Data-Efficient Fine-Tuning Text Editing / Rewriting Core-Set Selection
DEFT-UCS reduces fine-tuning data requirements by clustering unlabeled text embeddings and sampling hard/easy examples to train high-performance text-editing models.
Core Problem
Fine-tuning Pre-trained Language Models (PLMs) typically requires large amounts of high-quality data, which is expensive and difficult to acquire for niche domains.
Why it matters:
  • Real-world applications often lack the massive annotated datasets (e.g., 52k-395k samples) used by standard instruction-tuning methods
  • Existing pruning metrics (EL2N, perplexity) require labeled task data or reference models, making them impractical when annotations are scarce
  • Current methods focus on parameter efficiency (PEFT) rather than data efficiency, missing the opportunity to reduce annotation costs
Concrete Example: To fine-tune a model for text simplification using the Asset dataset, standard approaches use the full dataset.

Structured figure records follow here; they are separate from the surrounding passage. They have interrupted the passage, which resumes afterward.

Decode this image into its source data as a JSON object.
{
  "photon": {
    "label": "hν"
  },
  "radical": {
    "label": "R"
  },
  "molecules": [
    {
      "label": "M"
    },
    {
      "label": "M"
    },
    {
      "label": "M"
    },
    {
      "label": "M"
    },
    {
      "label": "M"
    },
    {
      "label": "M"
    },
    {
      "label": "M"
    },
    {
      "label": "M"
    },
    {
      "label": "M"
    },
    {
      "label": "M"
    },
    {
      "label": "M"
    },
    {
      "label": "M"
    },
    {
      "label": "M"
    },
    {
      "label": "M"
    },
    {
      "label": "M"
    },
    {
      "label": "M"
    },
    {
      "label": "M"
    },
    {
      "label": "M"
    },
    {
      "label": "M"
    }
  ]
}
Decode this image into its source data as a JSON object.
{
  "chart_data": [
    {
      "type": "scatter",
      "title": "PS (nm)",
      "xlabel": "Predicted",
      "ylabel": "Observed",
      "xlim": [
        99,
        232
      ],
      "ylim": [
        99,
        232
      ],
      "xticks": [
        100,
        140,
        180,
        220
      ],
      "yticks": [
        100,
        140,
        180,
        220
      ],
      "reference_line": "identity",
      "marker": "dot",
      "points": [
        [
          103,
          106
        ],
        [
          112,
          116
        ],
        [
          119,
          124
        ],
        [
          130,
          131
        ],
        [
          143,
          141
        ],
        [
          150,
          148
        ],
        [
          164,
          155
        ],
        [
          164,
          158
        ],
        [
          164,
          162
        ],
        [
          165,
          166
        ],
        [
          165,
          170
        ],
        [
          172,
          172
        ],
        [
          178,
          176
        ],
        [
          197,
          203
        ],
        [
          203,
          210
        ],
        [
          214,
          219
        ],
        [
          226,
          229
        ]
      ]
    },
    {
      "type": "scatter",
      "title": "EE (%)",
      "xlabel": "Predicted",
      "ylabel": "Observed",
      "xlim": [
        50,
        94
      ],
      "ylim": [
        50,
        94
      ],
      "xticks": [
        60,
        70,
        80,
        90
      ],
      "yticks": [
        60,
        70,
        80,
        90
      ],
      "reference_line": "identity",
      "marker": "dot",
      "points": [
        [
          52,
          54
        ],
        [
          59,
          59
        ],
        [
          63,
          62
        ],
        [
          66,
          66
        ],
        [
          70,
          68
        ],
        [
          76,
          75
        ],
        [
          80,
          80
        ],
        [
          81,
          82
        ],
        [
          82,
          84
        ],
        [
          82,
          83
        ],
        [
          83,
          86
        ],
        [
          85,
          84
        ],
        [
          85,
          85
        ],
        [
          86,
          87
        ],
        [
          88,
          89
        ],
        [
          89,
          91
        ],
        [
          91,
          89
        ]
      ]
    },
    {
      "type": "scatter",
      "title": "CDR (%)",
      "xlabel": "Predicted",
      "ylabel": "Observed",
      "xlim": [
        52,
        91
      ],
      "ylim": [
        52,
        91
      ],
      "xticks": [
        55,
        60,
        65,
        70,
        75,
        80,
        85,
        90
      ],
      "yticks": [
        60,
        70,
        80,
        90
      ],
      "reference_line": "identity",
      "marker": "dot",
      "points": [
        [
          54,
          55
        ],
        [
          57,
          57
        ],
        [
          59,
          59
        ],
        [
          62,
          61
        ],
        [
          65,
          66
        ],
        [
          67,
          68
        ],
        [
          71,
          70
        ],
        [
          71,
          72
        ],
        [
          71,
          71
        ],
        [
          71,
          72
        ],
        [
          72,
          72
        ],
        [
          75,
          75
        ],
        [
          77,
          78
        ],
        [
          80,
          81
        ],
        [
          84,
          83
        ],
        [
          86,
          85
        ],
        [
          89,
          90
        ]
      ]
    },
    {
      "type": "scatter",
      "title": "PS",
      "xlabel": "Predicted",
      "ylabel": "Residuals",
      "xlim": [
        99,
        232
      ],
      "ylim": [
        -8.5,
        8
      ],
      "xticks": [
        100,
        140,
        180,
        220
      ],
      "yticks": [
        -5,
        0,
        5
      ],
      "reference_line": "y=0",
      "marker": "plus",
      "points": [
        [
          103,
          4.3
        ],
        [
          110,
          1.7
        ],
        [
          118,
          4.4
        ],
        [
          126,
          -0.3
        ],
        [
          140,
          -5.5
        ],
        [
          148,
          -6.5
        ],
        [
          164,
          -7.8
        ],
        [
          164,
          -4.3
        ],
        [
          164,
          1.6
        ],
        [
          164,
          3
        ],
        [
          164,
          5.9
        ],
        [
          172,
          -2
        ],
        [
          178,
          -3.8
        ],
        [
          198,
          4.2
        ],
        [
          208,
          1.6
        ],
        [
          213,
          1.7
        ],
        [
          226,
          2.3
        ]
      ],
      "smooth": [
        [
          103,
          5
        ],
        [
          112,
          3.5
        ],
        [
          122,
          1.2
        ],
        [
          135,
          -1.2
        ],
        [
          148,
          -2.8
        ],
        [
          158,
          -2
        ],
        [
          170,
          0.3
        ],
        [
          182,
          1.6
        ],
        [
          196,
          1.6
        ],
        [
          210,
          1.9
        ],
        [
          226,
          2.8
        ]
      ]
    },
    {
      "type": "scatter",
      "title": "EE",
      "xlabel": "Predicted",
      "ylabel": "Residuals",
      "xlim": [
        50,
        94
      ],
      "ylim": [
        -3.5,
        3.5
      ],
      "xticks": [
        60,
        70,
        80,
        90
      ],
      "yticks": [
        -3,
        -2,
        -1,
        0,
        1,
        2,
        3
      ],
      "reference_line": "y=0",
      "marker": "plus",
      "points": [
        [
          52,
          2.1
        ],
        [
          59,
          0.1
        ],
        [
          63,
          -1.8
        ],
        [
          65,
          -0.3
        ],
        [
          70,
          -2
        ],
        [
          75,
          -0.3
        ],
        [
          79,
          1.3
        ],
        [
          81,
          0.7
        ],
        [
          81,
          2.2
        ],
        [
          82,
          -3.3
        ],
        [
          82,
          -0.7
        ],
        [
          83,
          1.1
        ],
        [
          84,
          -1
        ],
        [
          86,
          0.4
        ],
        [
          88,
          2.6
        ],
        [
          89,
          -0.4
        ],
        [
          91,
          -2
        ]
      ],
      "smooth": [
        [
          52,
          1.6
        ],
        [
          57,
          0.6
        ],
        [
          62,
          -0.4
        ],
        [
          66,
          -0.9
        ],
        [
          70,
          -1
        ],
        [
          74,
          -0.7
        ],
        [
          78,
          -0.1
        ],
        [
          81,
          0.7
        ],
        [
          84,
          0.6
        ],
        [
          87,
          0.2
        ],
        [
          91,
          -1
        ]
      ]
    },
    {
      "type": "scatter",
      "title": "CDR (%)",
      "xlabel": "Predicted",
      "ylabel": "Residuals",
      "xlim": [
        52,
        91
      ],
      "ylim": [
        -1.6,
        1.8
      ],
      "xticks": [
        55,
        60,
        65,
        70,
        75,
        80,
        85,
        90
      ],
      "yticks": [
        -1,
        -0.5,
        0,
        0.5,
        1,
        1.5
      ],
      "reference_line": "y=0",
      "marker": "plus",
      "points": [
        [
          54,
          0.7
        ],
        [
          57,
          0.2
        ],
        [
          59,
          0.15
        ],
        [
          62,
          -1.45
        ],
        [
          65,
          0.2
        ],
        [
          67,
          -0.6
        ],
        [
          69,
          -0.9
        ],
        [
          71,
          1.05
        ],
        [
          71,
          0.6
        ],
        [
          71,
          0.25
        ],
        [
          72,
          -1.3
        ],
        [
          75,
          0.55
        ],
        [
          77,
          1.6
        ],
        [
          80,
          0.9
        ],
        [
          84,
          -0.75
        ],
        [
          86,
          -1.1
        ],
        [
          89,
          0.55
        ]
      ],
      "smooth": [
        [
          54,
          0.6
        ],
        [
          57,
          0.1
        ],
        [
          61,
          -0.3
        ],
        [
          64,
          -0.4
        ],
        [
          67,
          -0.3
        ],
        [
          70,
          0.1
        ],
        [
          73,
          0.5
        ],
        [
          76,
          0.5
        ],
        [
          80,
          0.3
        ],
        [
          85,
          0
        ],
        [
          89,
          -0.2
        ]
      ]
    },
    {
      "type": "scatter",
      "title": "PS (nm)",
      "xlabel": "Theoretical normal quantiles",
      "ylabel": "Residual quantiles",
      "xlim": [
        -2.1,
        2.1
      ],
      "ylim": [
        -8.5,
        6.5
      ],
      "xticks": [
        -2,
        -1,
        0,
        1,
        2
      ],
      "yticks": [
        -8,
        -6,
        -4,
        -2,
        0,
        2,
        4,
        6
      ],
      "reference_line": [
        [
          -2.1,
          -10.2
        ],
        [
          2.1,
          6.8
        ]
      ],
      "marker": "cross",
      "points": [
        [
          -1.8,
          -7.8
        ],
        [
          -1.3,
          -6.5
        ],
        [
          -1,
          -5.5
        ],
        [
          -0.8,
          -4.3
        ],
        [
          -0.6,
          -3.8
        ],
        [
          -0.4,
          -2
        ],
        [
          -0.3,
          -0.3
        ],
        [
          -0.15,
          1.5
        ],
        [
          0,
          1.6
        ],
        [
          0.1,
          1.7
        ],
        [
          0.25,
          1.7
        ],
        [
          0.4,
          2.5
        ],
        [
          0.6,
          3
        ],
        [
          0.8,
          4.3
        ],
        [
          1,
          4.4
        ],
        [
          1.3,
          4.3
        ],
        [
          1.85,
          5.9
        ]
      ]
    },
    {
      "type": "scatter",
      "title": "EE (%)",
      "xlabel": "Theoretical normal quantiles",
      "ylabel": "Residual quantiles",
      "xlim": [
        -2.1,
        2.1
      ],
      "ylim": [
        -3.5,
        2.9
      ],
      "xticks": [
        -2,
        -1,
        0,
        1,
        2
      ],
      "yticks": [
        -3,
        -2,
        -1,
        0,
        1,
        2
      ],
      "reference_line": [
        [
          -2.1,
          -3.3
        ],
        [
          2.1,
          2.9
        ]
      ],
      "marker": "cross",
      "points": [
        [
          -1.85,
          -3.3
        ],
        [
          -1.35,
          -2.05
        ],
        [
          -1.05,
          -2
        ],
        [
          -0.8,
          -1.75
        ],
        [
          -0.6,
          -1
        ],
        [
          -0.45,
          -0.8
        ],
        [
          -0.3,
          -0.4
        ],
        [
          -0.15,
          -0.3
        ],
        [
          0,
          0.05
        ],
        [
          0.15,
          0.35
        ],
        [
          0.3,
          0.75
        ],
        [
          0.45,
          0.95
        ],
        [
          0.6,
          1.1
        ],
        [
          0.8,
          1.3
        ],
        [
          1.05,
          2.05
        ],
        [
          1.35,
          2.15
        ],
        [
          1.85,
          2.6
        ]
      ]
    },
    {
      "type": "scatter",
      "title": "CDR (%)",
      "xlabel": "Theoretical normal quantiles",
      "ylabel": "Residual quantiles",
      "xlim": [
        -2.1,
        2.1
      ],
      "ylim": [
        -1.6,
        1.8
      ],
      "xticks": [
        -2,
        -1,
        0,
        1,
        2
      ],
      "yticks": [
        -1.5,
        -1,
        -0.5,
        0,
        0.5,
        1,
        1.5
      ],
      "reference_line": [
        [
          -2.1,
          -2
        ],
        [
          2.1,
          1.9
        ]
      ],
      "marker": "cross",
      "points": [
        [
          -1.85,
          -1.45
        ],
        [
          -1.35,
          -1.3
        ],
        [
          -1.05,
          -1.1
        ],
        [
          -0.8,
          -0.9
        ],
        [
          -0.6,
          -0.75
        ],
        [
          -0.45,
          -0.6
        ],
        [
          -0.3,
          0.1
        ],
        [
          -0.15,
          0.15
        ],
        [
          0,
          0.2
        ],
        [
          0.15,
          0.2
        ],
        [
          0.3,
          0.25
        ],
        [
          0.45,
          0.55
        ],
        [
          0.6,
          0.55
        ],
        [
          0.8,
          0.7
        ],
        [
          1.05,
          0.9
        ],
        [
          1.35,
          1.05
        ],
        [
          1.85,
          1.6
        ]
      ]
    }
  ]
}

DEFT-UCS achieves superior SARI scores using only ~12% of the original CoEDIT training data by selectively sampling 'hard' examples farthest from cluster centroids.
Key Novelty
Unsupervised Clustering-based Core-Set Selection (DEFT-UCS) for Text Editing
  • Embeds training instructions/inputs into a latent space (using Sentence-T5) and groups them using K-Means clustering
  • Selects a 'core-set' of data by sampling specific ratios of 'easy' (close to centroid) and 'hard' (far from centroid) examples from each cluster without needing labels
  • Demonstrates that models fine-tuned on just 32.5% of data (via hard sampling) can match or beat models trained on the full dataset
Architecture
Architecture Figure Figure 1
Conceptual framework of DEFT-UCS showing the data selection process.
Evaluation Highlights
  • DEFT-UCS model trained on 32.5% of CoEDIT data surpasses the state-of-the-art CoEDIT model on 6 out of 8 evaluation datasets
  • +4.2 SARI improvement on the Iterator Fluency dataset compared to the full-data CoEDIT baseline
  • Human evaluators preferred or found DEFT-UCS edits accurate 83.8% of the time, compared to 70.5% for the full CoEDIT model
Breakthrough Assessment
7/10
Strong empirical evidence that unsupervised pruning works for generative text tasks, challenging the need for massive datasets. However, relies on existing clustering techniques rather than a novel algorithm.